- Directed by: Martyn Keith
- Written by: W.S. Jerdan
- Based on: novel by Arthur Wright
- Produced by: W.S. Jerdan
- Starring: Alma Rock Dave Smith
- Cinematography: Bert Segerberg
- Production company: Double A Productions
- Release dates: 22 November 1915 (private screening); 1 May 1916 (Australia);
- Running time: 5 reels
- Country: Australia
- Languages: Silent film English intertitles

= In the Last Stride =

In the Last Stride is a 1916 Australian silent film directed by Martyn Keith based on the 1914 popular action novel by Arthur Wright. The film's star, Dave Smith, was a champion heavyweight boxer who had fought Les Darcy. There was also an appearance from boxer Les O'Donnell.

Wright later described it as "a film of action, depicting the racecourse, opium-running on the Harbor, a football match, and a glove fight in which Dave Smith and Les O'Donnell participated."

It is considered a lost film.

==Plot==
Dave Smith, retired heavyweight boxing champion travels around Australia having various adventures, including working as a swagman, fighting Les O'Donnell, a speedboat chase across Sydney harbour, a football game involving rugby league stars, and a climax in which Dave's horse Sunlocks wins the Sydney Cup.

==Cast==
- Alma Rock Phillips as Enid King
- Dave Smith as Alick Wallace
- Les O'Donnell
- Dunstan Webb as a black American and a young Australian squatter
- Mick King
- Jack Munro
- Charles Villiers
- Rock Phillips
- Pat McGrath
- Harry Jerdan
- Percy Walshe

==Original Novel==

The film is based on a novel by Arthur Wright, which sold 30,000 copies and had been serialised in Referee magazine.

===Plot===
Alick Wallace, a champion rugby player and boxer, is loved by Enid King, who is desired by a football umpire, Norton, who also dabbles in opium smuggling. During a game, Norton sends Alick off the ground in disgrace. Alick boxes Norton at Sydney stadium, knocks him out and is fired from his job as a clerk by his employer, Enid's father.

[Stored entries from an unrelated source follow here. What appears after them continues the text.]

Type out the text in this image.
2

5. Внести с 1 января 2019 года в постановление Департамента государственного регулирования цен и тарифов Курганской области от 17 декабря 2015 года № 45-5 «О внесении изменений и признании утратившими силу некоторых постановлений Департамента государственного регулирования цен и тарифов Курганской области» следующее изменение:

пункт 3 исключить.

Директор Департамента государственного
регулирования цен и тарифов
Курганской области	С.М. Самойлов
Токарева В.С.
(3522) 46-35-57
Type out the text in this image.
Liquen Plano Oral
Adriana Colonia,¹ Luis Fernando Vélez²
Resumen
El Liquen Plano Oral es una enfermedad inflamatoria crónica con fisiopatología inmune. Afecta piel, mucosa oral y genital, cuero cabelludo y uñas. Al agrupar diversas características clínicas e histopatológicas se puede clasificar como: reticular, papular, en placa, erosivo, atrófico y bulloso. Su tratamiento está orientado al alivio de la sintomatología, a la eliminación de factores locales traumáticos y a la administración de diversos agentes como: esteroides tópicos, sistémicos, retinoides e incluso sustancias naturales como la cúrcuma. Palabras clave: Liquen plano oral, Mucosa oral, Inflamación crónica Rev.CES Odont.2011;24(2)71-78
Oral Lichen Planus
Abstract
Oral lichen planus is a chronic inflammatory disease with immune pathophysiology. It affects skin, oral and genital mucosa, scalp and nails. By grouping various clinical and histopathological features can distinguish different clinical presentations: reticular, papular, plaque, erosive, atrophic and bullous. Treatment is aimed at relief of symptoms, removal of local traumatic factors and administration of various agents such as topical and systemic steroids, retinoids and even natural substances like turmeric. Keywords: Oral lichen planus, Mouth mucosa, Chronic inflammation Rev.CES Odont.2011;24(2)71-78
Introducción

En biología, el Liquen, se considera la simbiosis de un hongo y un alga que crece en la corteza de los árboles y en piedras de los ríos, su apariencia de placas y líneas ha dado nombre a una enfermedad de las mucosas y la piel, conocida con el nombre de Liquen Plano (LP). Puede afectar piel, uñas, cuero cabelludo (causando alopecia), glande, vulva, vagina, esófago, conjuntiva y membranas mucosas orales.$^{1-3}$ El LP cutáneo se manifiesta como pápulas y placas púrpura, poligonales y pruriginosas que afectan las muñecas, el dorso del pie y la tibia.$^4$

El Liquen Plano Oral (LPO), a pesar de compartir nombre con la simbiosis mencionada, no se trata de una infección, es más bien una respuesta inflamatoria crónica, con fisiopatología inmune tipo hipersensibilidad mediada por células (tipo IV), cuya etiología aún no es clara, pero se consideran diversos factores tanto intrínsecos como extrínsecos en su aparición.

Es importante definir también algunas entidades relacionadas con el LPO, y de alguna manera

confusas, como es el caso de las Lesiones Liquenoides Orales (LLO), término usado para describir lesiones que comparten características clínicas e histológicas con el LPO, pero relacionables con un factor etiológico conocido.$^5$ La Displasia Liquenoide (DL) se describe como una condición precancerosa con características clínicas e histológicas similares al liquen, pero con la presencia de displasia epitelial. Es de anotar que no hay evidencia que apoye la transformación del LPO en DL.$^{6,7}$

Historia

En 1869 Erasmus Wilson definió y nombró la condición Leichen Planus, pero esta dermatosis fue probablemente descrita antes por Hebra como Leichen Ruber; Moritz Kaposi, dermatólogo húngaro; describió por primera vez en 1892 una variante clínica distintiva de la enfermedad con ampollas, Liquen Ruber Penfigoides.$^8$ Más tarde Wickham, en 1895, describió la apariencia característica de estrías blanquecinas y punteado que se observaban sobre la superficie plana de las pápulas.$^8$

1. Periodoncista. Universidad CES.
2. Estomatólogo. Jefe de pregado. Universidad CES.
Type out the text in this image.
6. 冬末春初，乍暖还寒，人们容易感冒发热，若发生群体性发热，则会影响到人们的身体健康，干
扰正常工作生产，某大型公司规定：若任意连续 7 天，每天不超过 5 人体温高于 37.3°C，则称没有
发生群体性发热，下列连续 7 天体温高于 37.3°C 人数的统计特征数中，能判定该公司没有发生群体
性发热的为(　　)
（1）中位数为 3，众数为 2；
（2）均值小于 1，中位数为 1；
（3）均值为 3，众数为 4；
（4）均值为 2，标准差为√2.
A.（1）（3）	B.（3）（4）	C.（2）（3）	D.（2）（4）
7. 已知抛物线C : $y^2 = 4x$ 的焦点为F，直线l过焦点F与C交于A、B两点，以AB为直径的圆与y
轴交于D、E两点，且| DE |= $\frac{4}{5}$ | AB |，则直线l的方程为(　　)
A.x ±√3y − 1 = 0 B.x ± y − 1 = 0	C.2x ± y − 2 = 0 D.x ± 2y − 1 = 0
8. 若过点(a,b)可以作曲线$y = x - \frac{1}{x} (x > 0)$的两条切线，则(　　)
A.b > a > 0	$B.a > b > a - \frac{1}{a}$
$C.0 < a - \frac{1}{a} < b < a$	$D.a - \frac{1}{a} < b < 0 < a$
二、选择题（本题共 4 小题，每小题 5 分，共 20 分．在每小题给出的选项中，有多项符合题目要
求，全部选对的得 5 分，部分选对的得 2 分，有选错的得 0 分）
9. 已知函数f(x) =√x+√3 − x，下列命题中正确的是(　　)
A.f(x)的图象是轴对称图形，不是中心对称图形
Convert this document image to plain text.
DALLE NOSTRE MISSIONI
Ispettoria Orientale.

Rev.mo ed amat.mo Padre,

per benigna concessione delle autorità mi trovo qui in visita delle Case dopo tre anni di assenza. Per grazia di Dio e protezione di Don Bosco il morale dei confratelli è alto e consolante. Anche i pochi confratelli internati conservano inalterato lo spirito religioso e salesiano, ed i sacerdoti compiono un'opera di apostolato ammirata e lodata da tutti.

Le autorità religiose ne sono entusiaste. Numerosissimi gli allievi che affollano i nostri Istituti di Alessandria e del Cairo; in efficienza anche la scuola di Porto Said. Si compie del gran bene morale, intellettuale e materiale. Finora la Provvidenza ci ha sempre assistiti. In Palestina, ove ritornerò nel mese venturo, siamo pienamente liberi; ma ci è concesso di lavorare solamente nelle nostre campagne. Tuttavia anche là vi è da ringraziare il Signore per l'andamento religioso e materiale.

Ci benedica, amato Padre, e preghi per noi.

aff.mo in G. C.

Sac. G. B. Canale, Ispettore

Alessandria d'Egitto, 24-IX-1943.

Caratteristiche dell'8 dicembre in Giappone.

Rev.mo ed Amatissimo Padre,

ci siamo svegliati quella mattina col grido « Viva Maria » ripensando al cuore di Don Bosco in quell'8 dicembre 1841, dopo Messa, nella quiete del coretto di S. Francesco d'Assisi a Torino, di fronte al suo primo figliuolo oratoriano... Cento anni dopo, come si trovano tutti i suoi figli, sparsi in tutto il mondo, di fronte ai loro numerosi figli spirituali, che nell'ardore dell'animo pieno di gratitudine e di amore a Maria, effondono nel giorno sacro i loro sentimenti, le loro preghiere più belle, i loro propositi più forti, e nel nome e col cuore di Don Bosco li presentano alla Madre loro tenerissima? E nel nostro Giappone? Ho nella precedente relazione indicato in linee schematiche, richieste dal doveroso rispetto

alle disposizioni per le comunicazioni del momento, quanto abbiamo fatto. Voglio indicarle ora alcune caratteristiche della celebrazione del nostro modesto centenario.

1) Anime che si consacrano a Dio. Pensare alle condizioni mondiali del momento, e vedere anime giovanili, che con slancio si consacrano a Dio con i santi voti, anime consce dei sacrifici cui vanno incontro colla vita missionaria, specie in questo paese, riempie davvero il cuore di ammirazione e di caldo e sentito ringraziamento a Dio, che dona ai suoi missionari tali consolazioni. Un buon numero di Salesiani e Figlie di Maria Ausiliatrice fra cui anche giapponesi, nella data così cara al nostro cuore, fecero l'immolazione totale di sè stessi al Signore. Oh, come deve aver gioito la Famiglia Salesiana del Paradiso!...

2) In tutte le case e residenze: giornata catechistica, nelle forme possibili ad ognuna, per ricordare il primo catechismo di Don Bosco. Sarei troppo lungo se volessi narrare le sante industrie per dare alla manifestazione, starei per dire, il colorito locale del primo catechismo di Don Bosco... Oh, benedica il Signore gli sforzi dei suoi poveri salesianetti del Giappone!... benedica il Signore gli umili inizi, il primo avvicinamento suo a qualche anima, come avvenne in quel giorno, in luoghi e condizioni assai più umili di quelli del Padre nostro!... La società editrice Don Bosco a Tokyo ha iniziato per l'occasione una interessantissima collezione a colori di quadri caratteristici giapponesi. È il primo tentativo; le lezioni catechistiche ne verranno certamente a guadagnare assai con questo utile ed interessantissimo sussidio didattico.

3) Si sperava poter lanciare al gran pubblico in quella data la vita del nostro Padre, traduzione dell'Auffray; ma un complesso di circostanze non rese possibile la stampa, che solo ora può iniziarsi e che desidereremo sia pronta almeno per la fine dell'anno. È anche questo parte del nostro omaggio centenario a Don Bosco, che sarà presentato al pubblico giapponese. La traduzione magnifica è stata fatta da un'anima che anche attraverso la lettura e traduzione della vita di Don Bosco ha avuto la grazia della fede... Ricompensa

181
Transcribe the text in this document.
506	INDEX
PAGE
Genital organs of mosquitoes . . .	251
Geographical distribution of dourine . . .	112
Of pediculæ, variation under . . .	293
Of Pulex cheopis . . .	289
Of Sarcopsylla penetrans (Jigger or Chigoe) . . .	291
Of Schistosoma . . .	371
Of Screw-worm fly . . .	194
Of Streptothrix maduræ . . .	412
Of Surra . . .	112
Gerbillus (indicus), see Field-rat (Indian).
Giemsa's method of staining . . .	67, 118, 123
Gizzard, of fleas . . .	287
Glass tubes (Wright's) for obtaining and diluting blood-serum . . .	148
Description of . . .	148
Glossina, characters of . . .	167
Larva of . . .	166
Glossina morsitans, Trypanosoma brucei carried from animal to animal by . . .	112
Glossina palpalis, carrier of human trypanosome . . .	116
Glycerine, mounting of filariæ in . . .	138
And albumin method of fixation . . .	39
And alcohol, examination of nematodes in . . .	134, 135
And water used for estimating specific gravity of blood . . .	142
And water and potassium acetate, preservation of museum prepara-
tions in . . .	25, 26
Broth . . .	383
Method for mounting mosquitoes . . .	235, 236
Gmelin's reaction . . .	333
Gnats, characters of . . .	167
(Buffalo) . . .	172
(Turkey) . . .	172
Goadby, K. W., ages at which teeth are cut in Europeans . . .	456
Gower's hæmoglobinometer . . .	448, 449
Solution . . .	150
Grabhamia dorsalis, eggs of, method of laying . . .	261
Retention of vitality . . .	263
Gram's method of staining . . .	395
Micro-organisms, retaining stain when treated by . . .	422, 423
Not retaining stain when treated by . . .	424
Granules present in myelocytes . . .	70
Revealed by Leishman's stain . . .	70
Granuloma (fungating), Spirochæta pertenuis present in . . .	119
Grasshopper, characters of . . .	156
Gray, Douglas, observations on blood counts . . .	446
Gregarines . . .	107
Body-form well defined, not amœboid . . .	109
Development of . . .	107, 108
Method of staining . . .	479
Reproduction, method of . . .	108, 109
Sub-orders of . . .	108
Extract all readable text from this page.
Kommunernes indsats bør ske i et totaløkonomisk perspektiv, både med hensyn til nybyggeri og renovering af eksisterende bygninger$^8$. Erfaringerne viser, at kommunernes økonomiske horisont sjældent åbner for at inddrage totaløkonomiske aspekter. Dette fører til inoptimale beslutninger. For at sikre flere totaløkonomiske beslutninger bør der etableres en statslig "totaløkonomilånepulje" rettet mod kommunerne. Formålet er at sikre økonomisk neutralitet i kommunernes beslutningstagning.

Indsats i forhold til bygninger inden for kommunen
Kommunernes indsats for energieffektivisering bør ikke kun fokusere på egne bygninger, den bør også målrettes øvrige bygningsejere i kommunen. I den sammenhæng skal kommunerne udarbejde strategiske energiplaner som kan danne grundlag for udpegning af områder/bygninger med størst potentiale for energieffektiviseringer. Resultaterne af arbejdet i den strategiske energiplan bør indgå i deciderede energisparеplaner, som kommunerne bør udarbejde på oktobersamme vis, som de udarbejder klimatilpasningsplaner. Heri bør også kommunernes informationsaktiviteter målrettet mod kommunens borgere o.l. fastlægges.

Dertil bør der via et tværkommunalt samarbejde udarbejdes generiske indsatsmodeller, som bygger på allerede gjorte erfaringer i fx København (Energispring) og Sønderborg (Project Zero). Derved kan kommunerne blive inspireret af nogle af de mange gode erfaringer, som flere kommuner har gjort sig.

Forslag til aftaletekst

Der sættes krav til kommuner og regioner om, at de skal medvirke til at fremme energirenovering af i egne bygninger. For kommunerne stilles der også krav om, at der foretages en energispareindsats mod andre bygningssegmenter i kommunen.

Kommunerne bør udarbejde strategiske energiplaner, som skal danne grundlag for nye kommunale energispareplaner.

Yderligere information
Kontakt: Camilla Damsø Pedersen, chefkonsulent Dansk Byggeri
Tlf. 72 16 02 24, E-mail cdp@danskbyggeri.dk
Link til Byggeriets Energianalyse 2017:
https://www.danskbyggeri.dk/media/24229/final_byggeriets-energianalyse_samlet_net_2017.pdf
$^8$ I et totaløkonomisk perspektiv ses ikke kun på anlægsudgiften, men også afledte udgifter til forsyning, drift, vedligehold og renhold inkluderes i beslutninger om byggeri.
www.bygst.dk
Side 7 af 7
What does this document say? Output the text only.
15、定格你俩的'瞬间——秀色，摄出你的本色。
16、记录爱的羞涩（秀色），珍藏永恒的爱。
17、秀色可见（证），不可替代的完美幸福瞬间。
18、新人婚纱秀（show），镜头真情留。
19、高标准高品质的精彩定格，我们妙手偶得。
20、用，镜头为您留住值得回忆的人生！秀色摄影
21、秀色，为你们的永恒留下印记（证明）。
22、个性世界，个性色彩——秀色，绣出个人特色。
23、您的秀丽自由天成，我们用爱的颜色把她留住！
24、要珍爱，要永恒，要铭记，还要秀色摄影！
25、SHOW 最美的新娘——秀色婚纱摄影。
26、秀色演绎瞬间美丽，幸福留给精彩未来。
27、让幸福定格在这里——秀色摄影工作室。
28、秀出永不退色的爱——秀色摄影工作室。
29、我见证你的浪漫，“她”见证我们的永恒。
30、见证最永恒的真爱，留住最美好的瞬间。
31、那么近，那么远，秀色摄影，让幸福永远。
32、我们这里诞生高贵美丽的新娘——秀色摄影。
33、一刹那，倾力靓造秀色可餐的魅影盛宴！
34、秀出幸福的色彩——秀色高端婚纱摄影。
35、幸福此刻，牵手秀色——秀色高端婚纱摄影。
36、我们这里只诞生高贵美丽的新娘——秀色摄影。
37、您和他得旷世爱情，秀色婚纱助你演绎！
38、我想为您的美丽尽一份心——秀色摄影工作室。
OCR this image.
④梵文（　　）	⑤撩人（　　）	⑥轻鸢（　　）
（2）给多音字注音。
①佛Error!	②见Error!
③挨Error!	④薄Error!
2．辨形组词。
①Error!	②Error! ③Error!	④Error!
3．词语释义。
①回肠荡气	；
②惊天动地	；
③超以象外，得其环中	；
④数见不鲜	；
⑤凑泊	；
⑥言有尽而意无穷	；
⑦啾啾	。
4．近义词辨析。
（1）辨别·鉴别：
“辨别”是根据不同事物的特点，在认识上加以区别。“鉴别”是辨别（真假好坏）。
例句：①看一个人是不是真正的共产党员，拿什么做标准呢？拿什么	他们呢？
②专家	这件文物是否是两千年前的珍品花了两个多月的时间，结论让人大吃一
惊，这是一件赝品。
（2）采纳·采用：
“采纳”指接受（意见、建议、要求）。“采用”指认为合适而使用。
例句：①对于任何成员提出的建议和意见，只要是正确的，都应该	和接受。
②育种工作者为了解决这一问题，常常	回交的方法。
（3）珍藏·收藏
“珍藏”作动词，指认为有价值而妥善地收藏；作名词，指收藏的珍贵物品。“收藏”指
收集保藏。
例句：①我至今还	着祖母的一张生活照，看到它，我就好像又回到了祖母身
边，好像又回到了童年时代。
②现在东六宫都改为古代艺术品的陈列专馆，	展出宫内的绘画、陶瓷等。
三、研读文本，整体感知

Alick finds himself falsely accused of burglary, robbery and smuggling, as well as the death of old King. He heads to the Queensland bush and trains a horse which winds up winning the Winter Stakes at Randwick.

===Reception===
"No reader will be able to complain that he has not received his money's worth of sensation", said the Sydney Morning Herald. According to the Adelaide Register:
Mr. Wright has produced another rattling yarn. He understands sport thoroughly. You might doubt it in finding a professional pugilist play football in the afternoon with a big fight booked for the evening; but the author admits that 'it looked an act of pure madness,' and it was necessary for the story.
The Western Mail said that Wright had manufactured "a story almost entirely composed of police court, football, boxing, and racing reports, written up in tho style and with all the literary graces of diction that distinguish the average horse Reporter of a Sydney sporting weekly."

==Production==
It was made by Double A Productions, which had been formed under the management of W.S. Jerdan, formerly a supplier of distributors and photographic equipment. The syndicate also included Rock Phillips and boxer Dave Smith. Smith was invited to play the lead. "Let's hope the enterprise meets with the success it deserves", wrote the Motion Picture News.

The movie was shot in Sydney in 1915. One scene was shot on Mosman Oval featuring rugby league stars Dan Frawley, Bob Tidyman and Harold Horder. Filming took place around Middle Harbour and between and outside Sydney heads.

Dave Smith later wrote some reminisces of filming, in particular fight scenes with fellow boxer Les O'Donnell:
The ring and stadium were built for the [fight] scene on the flat roof of a city building and the lads from the sporting clubs made the fans. We boxed three terrific rounds with no beg pardons, and the K.O. a left to the body and right to the chin, made a wonderful finale. Les and I entered into the spirit of tho story and that fight scene was really wonderful. One of my masseurs, Dunstan Webb, who played a big part in the film, For the Term of His Natural Life (1927) also played with us. One scene was on a launch up in Middle Harbor, and Webb in a melee, was to be shot and then fall back into the water. We ran through the stuff all but the falling in, before the take, and when the director was satisfied the operator started to film. We floated through our parts and Webb was shot, but when falling back into the water, thought of the grey nurses and tiger sharks lurking below arid turned finishing his fall with a neat header into the water.

==Reception==
The movie was previewed at the Globe Theatre in Sydney in November 1915 where, according to one account, "all present were fully convinced that the production was quite equal to any of the Imported films."

However the movie was not a popular success: Wright later wrote that he "doubt if they ever recovered" the budget for the film at the box office.